What should a syllabus include?

There are no fixed rules for what should be in a syllabus, as it all depends on the course, educational level, and institution expectations. That is why it is a good idea to consult with your supervisors or administration department before compiling yours — for instance, if you are new to an institution, there might be a set template they would prefer you to use.

Yet while every syllabus is different, key elements will usually include the following:

  • Course title.
  • Name and title of instructor.
  • Department and faculty.
  • Course dates.
  • Meeting time and place.
  • Credit hours earned.
  • Eligibility prerequisites.
  • Brief course description and overview.
  • Course aims and objectives.
  • Course texts (including any expectations of pre-course preparation or reading).
  • Schedule of topics.
  • Outline of assessments.
  • Assessment dates and deadlines.
  • Assessment procedures, e.g., how to submit assignments and guidelines for referencing sources.
  • Assessment marking standards, e.g., distribution of grades.

Beyond these essentials, here are some other elements that you might want to incorporate:

  • Instructor’s contact details.
  • Teaching assistant’s contact details.
  • Course administrator’s contact details.
  • Instructor’s office hours.
  • Brief bio and list of qualifications of the instructor.
  • Research interests and publications of instructor.
  • Institutional resources for students with additional needs.
  • Summary of teaching and learning methods, e.g., lectures, seminars, workshops.
  • The context of the course within the wider program or discipline.
  • Overview of relevance and importance, of course.
  • Statement of values of the institution and/or instructor.
  • The rationale for the choice of teaching and assessment methodologies.
  • Information on any field trips.
  • Suggestions for additional reading or research materials.
  • Guidance on managing course workload, assessments, etc. This could include advice on group work, time management, and effective study techniques.
  • Class policies, e.g., attendance, lateness, mobile phone use, food and drink in class.
  • Expectations of class behavior, e.g., civil discussion, mutual respect, and equal contributions to group projects.
  • Attendance policy and sanctions for unsatisfactory attendance.
  • Class communications, e.g., how students communicate with you and each other, such as a university platform or app.
  • Priming students in advance if contentious, controversial, or potentially triggering topics might be covered in class.

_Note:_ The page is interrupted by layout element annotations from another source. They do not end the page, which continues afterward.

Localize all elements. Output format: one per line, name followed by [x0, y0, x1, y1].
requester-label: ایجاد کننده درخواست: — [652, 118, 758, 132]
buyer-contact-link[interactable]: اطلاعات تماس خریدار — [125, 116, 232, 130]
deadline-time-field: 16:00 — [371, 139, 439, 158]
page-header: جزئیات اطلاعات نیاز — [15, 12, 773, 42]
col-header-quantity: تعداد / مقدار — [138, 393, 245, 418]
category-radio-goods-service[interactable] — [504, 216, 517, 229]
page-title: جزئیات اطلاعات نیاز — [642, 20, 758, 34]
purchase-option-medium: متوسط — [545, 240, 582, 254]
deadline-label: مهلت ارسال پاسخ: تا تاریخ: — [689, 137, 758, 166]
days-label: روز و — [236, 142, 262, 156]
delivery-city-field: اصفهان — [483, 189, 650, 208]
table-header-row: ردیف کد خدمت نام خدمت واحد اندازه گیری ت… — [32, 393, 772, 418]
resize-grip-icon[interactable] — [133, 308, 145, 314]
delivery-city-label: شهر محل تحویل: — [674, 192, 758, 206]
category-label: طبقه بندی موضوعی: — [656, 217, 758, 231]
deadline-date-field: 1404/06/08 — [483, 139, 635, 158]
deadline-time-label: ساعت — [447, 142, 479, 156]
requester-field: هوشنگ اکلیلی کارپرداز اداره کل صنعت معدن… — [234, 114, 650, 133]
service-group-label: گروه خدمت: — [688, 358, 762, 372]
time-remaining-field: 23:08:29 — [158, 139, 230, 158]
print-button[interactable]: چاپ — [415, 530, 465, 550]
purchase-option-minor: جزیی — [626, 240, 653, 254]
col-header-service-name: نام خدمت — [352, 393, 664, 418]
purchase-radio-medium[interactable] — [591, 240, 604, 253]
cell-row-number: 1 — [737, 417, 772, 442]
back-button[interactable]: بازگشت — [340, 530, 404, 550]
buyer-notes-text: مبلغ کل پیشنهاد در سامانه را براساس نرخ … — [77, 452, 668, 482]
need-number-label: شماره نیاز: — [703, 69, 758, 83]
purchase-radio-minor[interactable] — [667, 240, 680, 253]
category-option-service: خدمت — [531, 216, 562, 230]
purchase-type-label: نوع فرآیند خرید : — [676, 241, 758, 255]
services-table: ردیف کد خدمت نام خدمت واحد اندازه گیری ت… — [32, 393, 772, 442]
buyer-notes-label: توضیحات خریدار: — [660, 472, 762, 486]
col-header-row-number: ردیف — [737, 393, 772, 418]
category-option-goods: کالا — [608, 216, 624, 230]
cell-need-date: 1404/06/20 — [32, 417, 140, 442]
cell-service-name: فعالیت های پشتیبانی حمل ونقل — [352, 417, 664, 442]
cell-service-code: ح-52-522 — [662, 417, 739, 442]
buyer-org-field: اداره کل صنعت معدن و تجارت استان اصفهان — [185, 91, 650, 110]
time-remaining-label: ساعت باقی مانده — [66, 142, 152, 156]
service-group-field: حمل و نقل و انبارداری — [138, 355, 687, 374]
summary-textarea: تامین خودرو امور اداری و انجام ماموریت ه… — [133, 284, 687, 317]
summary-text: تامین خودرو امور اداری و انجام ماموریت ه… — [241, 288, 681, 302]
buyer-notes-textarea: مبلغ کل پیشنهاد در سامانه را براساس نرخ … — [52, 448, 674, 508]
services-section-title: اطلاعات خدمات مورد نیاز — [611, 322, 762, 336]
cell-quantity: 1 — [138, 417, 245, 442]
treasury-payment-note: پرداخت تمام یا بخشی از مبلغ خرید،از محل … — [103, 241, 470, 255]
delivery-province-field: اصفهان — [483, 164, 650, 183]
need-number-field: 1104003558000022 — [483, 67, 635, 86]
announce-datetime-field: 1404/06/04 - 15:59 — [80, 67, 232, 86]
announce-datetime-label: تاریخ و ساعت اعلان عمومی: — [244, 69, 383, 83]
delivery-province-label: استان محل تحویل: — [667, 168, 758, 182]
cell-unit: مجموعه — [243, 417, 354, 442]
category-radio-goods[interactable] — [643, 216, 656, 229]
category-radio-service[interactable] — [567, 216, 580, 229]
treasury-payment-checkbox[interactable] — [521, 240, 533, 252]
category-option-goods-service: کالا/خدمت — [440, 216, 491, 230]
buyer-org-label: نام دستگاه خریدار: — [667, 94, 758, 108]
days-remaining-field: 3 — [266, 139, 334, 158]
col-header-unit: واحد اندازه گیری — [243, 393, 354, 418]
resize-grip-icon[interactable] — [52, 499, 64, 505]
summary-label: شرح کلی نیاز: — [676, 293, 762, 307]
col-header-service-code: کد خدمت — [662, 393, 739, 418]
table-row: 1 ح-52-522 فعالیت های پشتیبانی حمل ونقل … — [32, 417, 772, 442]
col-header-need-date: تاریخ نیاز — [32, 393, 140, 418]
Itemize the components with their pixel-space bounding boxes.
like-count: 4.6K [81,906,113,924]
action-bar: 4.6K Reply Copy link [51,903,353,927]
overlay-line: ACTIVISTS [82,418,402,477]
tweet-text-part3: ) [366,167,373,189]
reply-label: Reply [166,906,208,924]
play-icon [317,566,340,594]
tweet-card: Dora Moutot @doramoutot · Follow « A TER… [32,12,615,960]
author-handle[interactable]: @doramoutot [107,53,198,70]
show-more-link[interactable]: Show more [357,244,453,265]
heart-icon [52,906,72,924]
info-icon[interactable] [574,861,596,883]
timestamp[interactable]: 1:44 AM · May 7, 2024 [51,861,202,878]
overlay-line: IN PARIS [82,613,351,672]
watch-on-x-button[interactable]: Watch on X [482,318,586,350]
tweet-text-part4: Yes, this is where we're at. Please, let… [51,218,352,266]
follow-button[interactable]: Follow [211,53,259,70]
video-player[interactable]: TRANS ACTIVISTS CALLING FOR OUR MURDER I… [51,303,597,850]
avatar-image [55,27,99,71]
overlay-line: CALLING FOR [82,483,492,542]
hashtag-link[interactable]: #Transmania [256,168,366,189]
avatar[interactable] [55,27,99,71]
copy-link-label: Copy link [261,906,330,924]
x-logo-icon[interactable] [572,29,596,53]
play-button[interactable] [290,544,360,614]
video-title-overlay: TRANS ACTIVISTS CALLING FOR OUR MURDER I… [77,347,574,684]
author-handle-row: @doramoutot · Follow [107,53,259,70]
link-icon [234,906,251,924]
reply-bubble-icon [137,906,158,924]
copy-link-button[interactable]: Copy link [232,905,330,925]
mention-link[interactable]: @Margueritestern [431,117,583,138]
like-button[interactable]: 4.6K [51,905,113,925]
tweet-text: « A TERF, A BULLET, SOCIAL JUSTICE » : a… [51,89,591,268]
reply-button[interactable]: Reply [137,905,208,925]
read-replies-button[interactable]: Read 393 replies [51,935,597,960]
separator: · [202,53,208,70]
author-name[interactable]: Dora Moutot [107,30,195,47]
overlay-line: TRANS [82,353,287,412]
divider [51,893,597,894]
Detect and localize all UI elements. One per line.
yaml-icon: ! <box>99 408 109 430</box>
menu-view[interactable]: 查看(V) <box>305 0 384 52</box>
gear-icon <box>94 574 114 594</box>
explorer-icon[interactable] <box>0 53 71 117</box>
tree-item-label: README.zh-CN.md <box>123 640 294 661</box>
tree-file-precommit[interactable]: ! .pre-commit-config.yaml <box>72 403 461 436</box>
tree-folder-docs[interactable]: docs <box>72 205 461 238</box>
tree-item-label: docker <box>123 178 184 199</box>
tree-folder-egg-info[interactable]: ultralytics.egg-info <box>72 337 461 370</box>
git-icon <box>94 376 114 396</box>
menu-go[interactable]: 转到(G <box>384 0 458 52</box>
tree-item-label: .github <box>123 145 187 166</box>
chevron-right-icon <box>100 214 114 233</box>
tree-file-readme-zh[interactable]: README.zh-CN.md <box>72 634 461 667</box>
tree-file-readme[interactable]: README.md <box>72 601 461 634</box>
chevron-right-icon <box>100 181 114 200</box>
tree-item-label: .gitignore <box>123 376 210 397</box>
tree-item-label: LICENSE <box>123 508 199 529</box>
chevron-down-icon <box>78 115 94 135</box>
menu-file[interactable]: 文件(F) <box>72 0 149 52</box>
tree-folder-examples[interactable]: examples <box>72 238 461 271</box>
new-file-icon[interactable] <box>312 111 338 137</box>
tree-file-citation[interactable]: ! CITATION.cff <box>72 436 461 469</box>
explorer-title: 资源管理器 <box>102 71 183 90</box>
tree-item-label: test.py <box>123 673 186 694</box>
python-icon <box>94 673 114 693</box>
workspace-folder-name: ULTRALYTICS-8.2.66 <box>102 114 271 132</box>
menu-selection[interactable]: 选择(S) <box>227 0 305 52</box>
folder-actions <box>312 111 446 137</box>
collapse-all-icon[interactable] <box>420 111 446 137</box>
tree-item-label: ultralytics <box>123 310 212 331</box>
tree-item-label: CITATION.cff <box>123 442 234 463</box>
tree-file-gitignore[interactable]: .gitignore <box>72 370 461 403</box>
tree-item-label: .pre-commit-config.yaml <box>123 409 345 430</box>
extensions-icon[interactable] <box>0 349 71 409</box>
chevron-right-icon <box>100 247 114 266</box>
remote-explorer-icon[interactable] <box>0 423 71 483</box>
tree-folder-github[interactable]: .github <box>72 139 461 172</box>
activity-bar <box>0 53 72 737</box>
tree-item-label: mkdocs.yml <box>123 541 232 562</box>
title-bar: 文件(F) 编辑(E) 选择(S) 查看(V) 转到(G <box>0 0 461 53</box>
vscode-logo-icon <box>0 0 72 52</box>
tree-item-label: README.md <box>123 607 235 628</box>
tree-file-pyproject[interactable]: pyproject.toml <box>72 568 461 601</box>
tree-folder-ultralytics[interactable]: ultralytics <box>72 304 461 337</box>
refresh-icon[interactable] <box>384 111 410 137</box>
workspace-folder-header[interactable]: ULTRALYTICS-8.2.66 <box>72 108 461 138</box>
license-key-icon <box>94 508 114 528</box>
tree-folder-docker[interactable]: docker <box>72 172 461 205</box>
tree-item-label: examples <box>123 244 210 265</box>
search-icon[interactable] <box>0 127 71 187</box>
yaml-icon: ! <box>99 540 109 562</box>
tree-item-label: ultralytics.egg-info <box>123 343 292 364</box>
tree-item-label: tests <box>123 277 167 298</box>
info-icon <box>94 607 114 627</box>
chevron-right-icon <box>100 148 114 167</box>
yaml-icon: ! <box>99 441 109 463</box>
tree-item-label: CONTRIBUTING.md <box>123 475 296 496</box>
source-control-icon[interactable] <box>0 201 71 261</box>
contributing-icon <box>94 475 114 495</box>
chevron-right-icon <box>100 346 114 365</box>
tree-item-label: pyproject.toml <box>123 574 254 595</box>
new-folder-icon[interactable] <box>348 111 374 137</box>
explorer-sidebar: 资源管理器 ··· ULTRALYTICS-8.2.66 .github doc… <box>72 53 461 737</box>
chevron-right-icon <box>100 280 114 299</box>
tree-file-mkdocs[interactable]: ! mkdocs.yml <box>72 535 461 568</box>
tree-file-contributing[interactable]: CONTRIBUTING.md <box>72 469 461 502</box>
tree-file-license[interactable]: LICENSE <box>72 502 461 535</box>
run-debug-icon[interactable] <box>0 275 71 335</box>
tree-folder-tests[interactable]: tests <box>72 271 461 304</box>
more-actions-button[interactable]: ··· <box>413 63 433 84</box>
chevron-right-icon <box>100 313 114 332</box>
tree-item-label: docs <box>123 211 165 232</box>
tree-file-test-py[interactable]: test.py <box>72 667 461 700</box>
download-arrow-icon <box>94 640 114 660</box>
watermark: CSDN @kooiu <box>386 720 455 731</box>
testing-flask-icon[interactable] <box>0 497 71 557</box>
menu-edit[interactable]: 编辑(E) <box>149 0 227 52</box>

Of course, not every syllabus must include all of the above elements. It is all about context and your institution’s expectations.

Yet if there is a crucial rule of thumb to syllabus design, it is this — make it as well-thought-out and reflective as possible. Because when you have a clear vision for your syllabus, you have a clear vision for your course. This, in turn, will help you plan your teaching in a more focused and effective way, creating a better learning experience for students.